Menurut Nadya bakat melukis diturunkan dari orang tuanya
yang pencinta seni. Dalam hal ini ia merasa beruntung karena dibesarkan dari
sebuah keluarga pencinta seni. Dunia seni telah direguknya mulai dari
kanak-kanak dengan bergabung pada sebuah kelompok teater anak-anak. Ternyata
dunia teater ini membentuk dirinya jadi “berani” tampil di depan orang banyak
dan jadilah ia sebagai model yang terkenal.

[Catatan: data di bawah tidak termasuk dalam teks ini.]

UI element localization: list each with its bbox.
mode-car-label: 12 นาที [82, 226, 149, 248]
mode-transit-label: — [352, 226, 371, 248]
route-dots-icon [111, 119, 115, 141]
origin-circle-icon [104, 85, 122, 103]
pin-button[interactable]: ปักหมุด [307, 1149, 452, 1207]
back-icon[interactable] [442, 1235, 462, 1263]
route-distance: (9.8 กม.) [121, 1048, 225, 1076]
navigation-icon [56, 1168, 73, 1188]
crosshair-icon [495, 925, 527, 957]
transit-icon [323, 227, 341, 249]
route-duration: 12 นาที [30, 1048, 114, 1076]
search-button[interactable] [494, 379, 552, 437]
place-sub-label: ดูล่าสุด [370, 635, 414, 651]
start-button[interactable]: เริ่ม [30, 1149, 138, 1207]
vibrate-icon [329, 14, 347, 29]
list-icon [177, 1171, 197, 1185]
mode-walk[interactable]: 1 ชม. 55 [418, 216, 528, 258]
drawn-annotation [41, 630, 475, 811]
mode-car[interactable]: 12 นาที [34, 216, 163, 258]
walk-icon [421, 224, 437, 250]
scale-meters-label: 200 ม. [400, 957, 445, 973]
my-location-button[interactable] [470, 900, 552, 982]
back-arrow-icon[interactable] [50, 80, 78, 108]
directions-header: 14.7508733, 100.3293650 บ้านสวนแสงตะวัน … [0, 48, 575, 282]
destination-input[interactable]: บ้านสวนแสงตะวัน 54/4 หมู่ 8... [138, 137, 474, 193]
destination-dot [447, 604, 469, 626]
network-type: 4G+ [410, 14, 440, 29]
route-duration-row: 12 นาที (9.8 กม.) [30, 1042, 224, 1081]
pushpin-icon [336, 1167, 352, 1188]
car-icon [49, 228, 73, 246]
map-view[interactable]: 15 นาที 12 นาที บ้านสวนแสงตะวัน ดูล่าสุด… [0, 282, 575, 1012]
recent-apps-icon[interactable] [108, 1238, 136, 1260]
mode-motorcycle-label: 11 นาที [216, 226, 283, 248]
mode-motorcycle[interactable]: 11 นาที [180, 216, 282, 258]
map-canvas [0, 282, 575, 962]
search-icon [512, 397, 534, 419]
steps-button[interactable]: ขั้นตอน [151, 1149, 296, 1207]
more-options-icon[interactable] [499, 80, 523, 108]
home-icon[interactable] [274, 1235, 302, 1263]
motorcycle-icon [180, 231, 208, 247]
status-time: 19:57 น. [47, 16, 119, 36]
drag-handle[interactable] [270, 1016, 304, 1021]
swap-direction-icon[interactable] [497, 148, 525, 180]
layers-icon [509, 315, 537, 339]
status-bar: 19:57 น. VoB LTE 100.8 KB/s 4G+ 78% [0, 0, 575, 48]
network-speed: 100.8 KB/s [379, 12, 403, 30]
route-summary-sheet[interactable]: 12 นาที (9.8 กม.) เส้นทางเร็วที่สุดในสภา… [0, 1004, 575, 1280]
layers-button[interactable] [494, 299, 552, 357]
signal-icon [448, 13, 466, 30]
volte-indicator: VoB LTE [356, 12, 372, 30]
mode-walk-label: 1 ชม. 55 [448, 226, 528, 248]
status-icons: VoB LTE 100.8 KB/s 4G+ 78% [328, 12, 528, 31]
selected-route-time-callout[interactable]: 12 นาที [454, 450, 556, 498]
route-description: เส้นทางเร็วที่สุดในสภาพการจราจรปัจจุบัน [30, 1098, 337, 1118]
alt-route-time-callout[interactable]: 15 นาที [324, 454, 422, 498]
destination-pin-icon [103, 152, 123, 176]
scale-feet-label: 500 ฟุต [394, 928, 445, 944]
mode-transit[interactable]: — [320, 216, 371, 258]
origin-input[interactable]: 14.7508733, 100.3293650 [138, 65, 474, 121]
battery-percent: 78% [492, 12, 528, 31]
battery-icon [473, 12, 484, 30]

Nadya disamping pekerjaannya yang “seabrek” itu masih
meluangkan waktu sebagai pekerja sosial. Bahkan sebagai pekerja sosial ia aktif
dalam organisasi yang mengurus anak-anak dan perempuan di kawasan Asia yaitu organisasi United Nations Development Fund for
Women (UNIFEM). Dalam hal ini Nadya lebih senang disebut sebagai aktivitas
sosial daripada disebut sebagai artis atau model.